Actualités de la galerie

René Broissand

Le scorpion
Sculpture en cuivre et laiton - soudures en argent


L’histoire commence mal. Nous sommes en septembre 1928 à Tinja, en Tunisie : «Je ne devrais pas être là» nous expose René Broissand. A onze mois, il doit succomber à une méningite mais s’en sort miraculeusement. «Mon cercueil était prêt». Quelques années plus tard, c’est à l’école que les choses se passent mal. Il y rencontre des difficultés de sociabilité : «Je suis une bête traquée, parce que, couvé par ma mère, une femme repoussée par tout le monde. Elle était orpheline, chrétienne, élevée par les sœurs blanches, et moi un sang mêlé» ! S’il est un cancre, ses institutrices l’aiment bien : «j’étais beau, les cheveux longs, roux, j’étais hors norme». Mais le certificat d’étude approchant, ce ne sont plus des institutrices mais un maître qu’il va avoir face à lui. «J’avais peur des hommes, je ne suis plus allé à l’école.» En 1936, Réné Broissand a huit ans. C’est la misère. Déscolarisé, un père brutalement au chômage, il apprend à survivre. «J’étais un enfant dégourdi». Mais ce qu’il appelle «la liberté dans le sauvage» ne va pas arranger sa réputation de mauvais garçon.

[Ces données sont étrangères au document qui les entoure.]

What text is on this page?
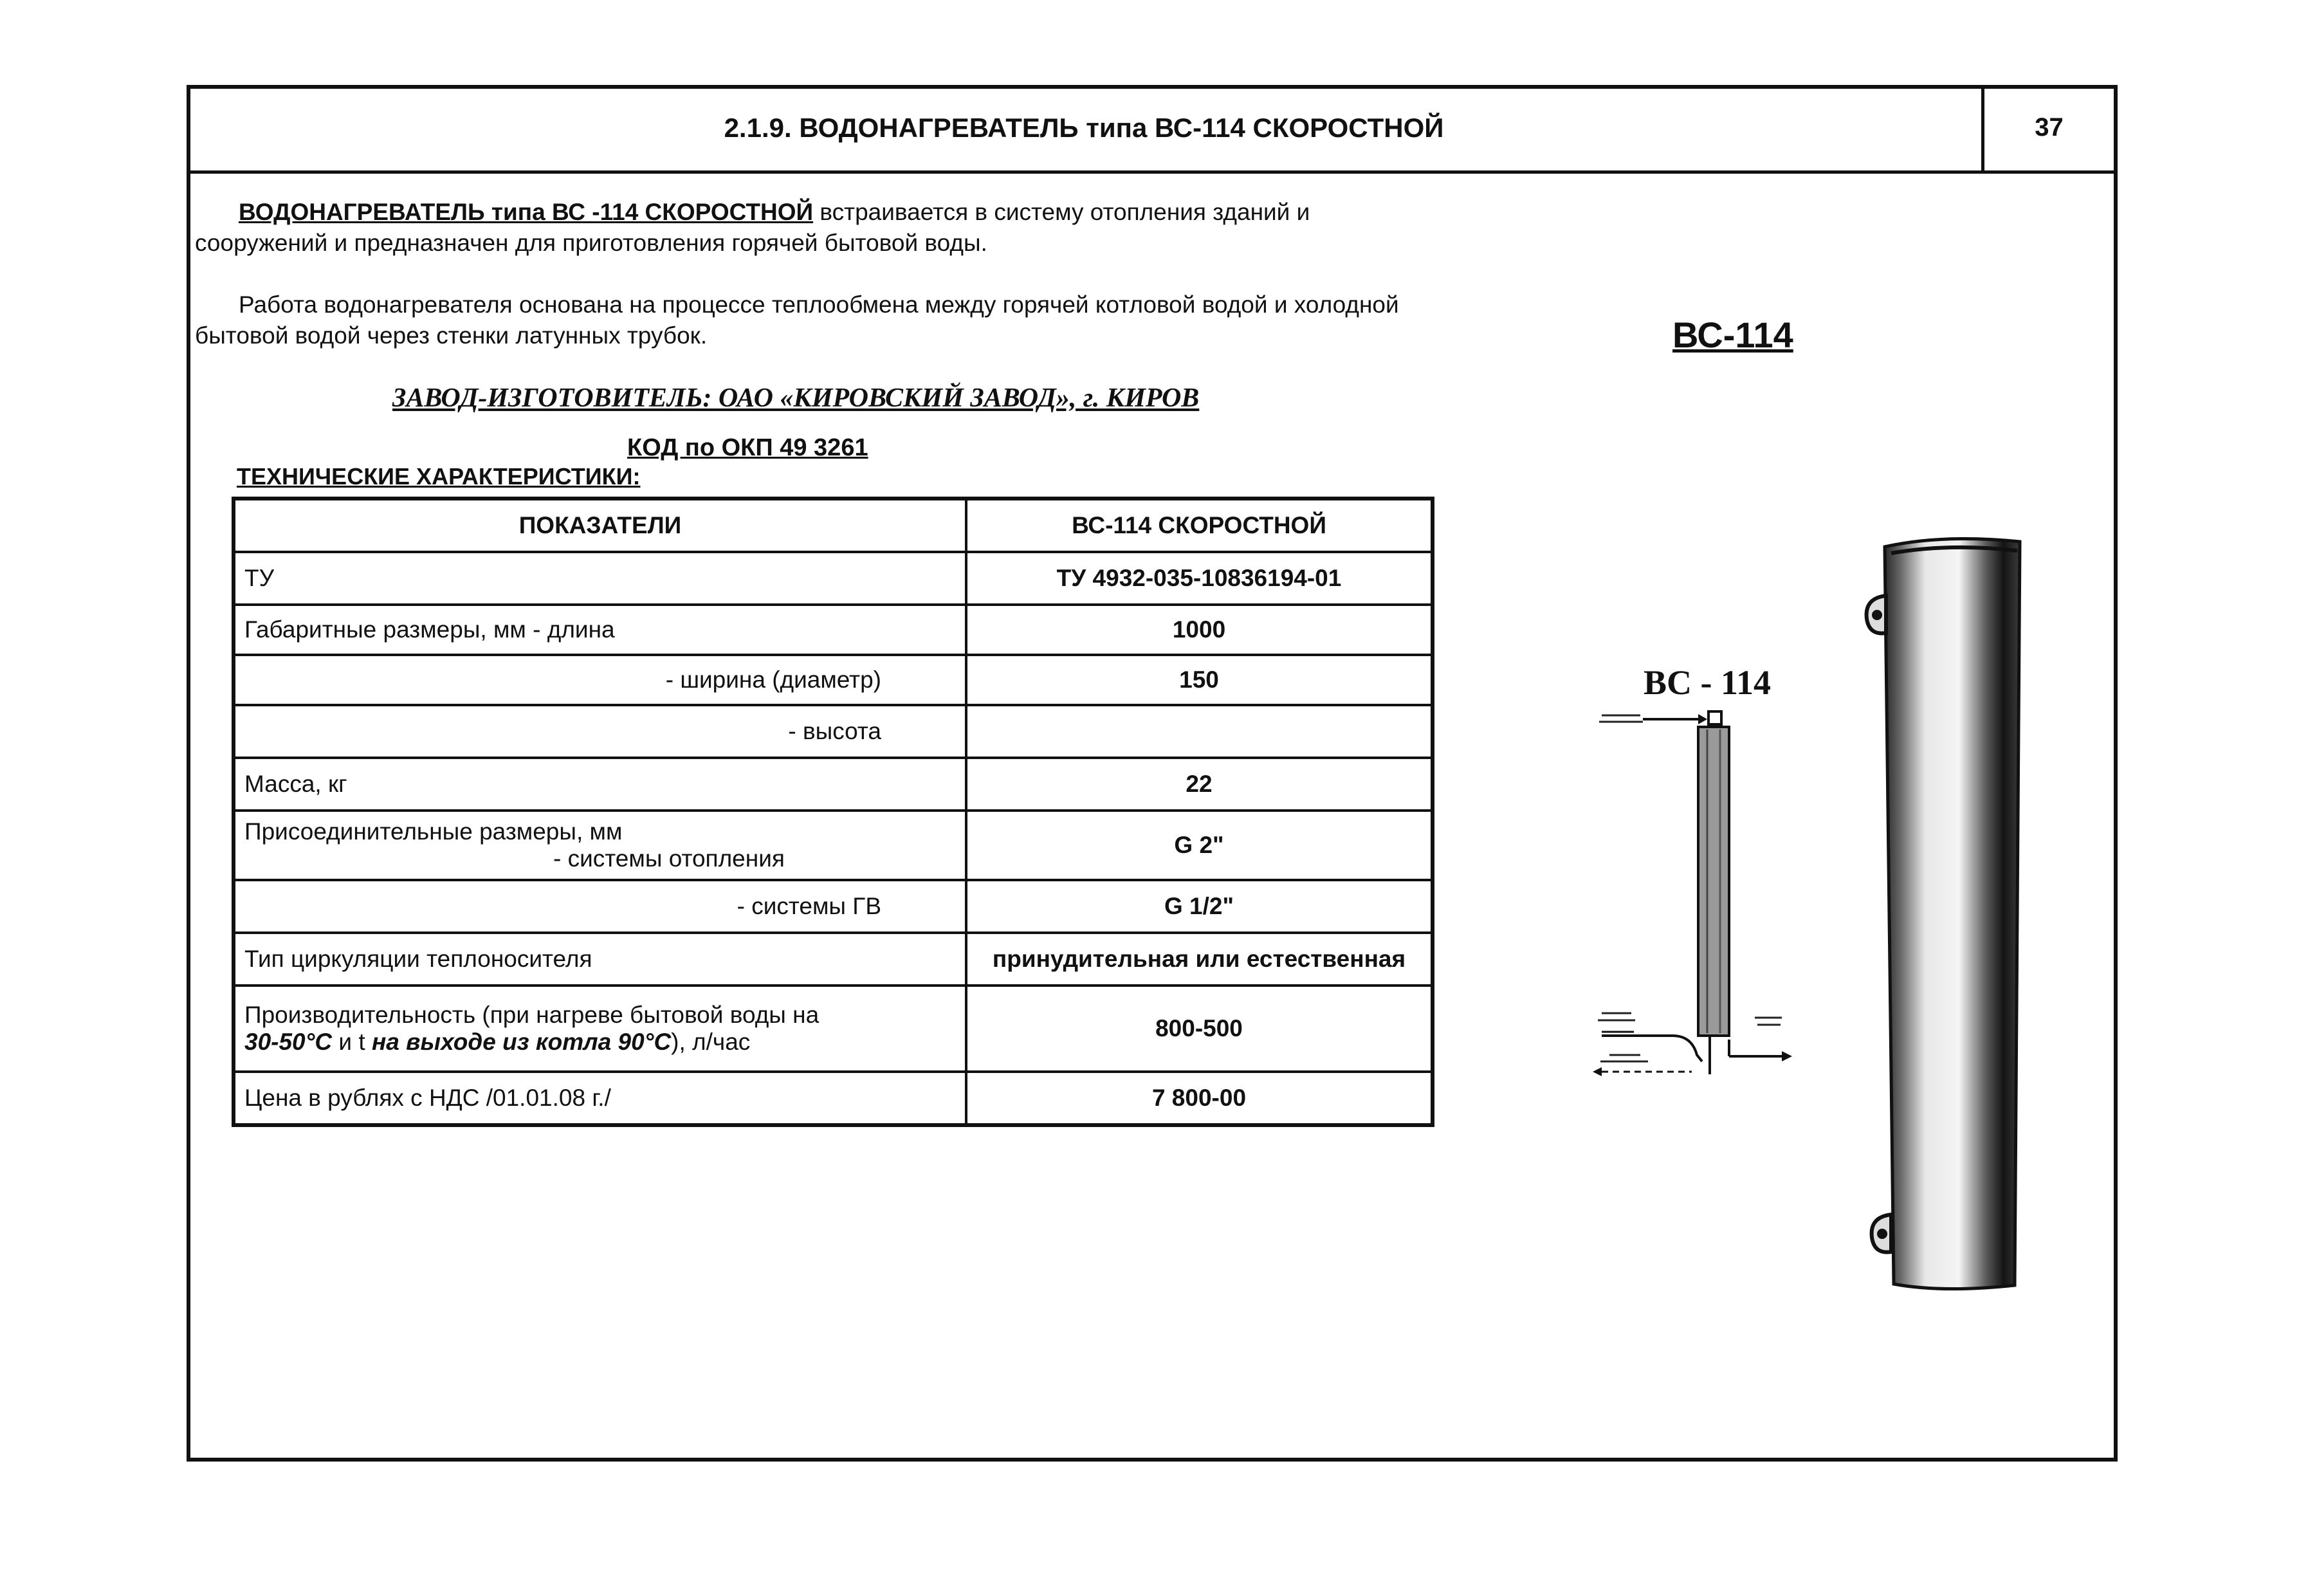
2.1.9. ВОДОНАГРЕВАТЕЛЬ типа ВС-114 СКОРОСТНОЙ	37
ВОДОНАГРЕВАТЕЛЬ типа ВС -114 СКОРОСТНОЙ встраивается в систему отопления зданий и сооружений и предназначен для приготовления горячей бытовой воды.
Работа водонагревателя основана на процессе теплообмена между горячей котловой водой и холодной бытовой водой через стенки латунных трубок.	ВС-114
ЗАВОД-ИЗГОТОВИТЕЛЬ: ОАО «КИРОВСКИЙ ЗАВОД», г. КИРОВ
КОД по ОКП 49 3261
ТЕХНИЧЕСКИЕ ХАРАКТЕРИСТИКИ:
ПОКАЗАТЕЛИ	ВС-114 СКОРОСТНОЙ
ТУ	ТУ 4932-035-10836194-01
Габаритные размеры, мм - длина	1000
- ширина (диаметр)	150
- высота	
Масса, кг	22

Присоединительные размеры, мм
- системы отопления	G 2"
- системы ГВ	G 1/2"
Тип циркуляции теплоносителя	принудительная или естественная

Производительность (при нагреве бытовой воды на
30-50°С и t на выходе из котла 90°С), л/час	800-500
Цена в рублях с НДС /01.01.08 г./	7 800-00
ВС - 114
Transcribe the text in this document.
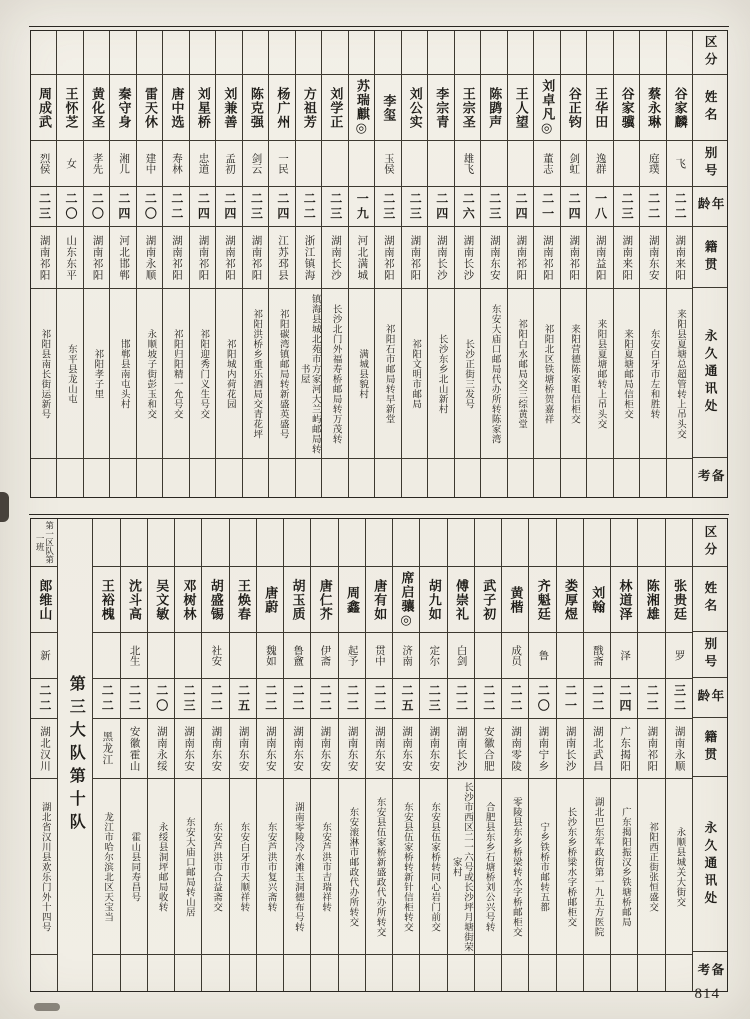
周成武
烈侯
二三
湖南祁阳
祁阳县南长街运新号
王怀芝
女
二〇
山东东平
东平县龙山屯
黄化圣
孝先
二〇
湖南祁阳
祁阳孝子里
秦守身
湘儿
二四
河北邯郸
邯郸县南屯头村
雷天休
建中
二〇
湖南永顺
永顺坡子街彭玉和交
唐中选
寿林
二二
湖南祁阳
祁阳归阳精一允号交
刘星桥
忠道
二四
湖南祁阳
祁阳迎秀门义生号交
刘兼善
孟初
二四
湖南祁阳
祁阳城内荷花园
陈克强
剑云
二三
湖南祁阳
祁阳洪桥乡重乐酒局交青花坪
杨广州
一民
二四
江苏邳县
祁阳碳湾镇邮局转新盛英盛号
方祖芳
二二
浙江镇海
镇海县城北苑市方家河大兰屿邮局转书屋
刘学正
二三
湖南长沙
长沙北门外福寿桥邮局转万茂转
苏瑞麒◎
一九
河北满城
满城县貌村
李玺
玉侯
二三
湖南祁阳
祁阳石市邮局转早新堂
刘公实
二三
湖南祁阳
祁阳文明市邮局
李宗青
二四
湖南长沙
长沙东乡北山新村
王宗圣
雄飞
二六
湖南长沙
长沙正街三发号
陈鹍声
二三
湖南东安
东安大庙口邮局代办所转陈家湾
王人望
二四
湖南祁阳
祁阳白水邮局交三综黄堂
刘卓凡◎
董志
二一
湖南祁阳
祁阳北区铁塘桥贺嘉祥
谷正钧
剑虹
二四
湖南祁阳
来阳营德陈家咀信柜交
王华田
逸群
一八
湖南益阳
来阳县夏塘邮转上吊头交
谷家骥
二三
湖南来阳
来阳夏塘邮局信柜交
蔡永琳
庭璞
二二
湖南东安
东安白牙市左和胜转
谷家麟
飞
二二
湖南来阳
来阳县夏塘总超管转上吊头交
区分
姓名
别号
年龄
籍贯
永久通讯处
备考
第一区队第一班
郎维山
新
二二
湖北汉川
湖北省汉川县欢乐门外十四号
第三大队第十队
王裕槐
二二
黑龙江
龙江市哈尔滨北区天宝当
沈斗高
北生
二二
安徽霍山
霍山县同寿昌号
吴文敏
二〇
湖南永绥
永绥县洞坪邮局收转
邓树林
二三
湖南东安
东安大庙口邮局转山居
胡盛锡
社安
二二
湖南东安
东安芦洪市合益斋交
王焕春
二五
湖南东安
东安白牙市天顺祥转
唐蔚
魏如
二二
湖南东安
东安芦洪市复兴斋转
胡玉质
鲁盦
二二
湖南东安
湖南零陵冷水滩玉洞德布号转
唐仁芥
伊斋
二二
湖南东安
东安芦洪市吉瑞祥转
周鑫
起予
二二
湖南东安
东安滚淋市邮政代办所转交
唐有如
贯中
二二
湖南东安
东安县伍家桥新盛政代办所转交
席启骧◎
济南
二五
湖南东安
东安县伍家桥转新针信柜转交
胡九如
定尔
二三
湖南东安
东安县伍家桥转同心岩门前交
傅崇礼
白剑
二二
湖南长沙
长沙市西区二一六号或长沙坪月塘街荣家村
武子初
二二
安徽合肥
合肥县东乡石塘桥刘公兴号转
黄楷
成员
二二
湖南零陵
零陵县东乡桥梁转水字桥邮柜交
齐魁廷
鲁
二〇
湖南宁乡
宁乡铁桥市邮转五都
娄厚煜
二一
湖南长沙
长沙东乡桥梁水字桥邮柜交
刘翰
戬斋
二二
湖北武昌
湖北巴东军政街第一九五方医院
林道泽
泽
二四
广东揭阳
广东揭阳振汉乡铁塘桥邮局
陈湘雄
二二
湖南祁阳
祁阳西正街张恒盛交
张贵廷
罗
三二
湖南永顺
永顺县城关大街交
区分
姓名
别号
年龄
籍贯
永久通讯处
备考
814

La guerre et sa barbarie passent par là et vont le marquer à vie : «Je chassais les oiseaux sauvages avec un ami, dans une montagne qui s’appelle Ichkeul, un endroit merveilleux. De là-haut, on a aperçu l’armée américaine qui avançait. Nous, on voyait le blockhaus allemand caché dans la montagne, on a essayé de prévenir, on faisait des signes. Ça canonne, incroyable». Débrouillard, il se retrouve très vite sur les chars américains, habillé, nourri par les GI. «J’étais à l’école de la vie. Pas de poésie, j’étais blindé».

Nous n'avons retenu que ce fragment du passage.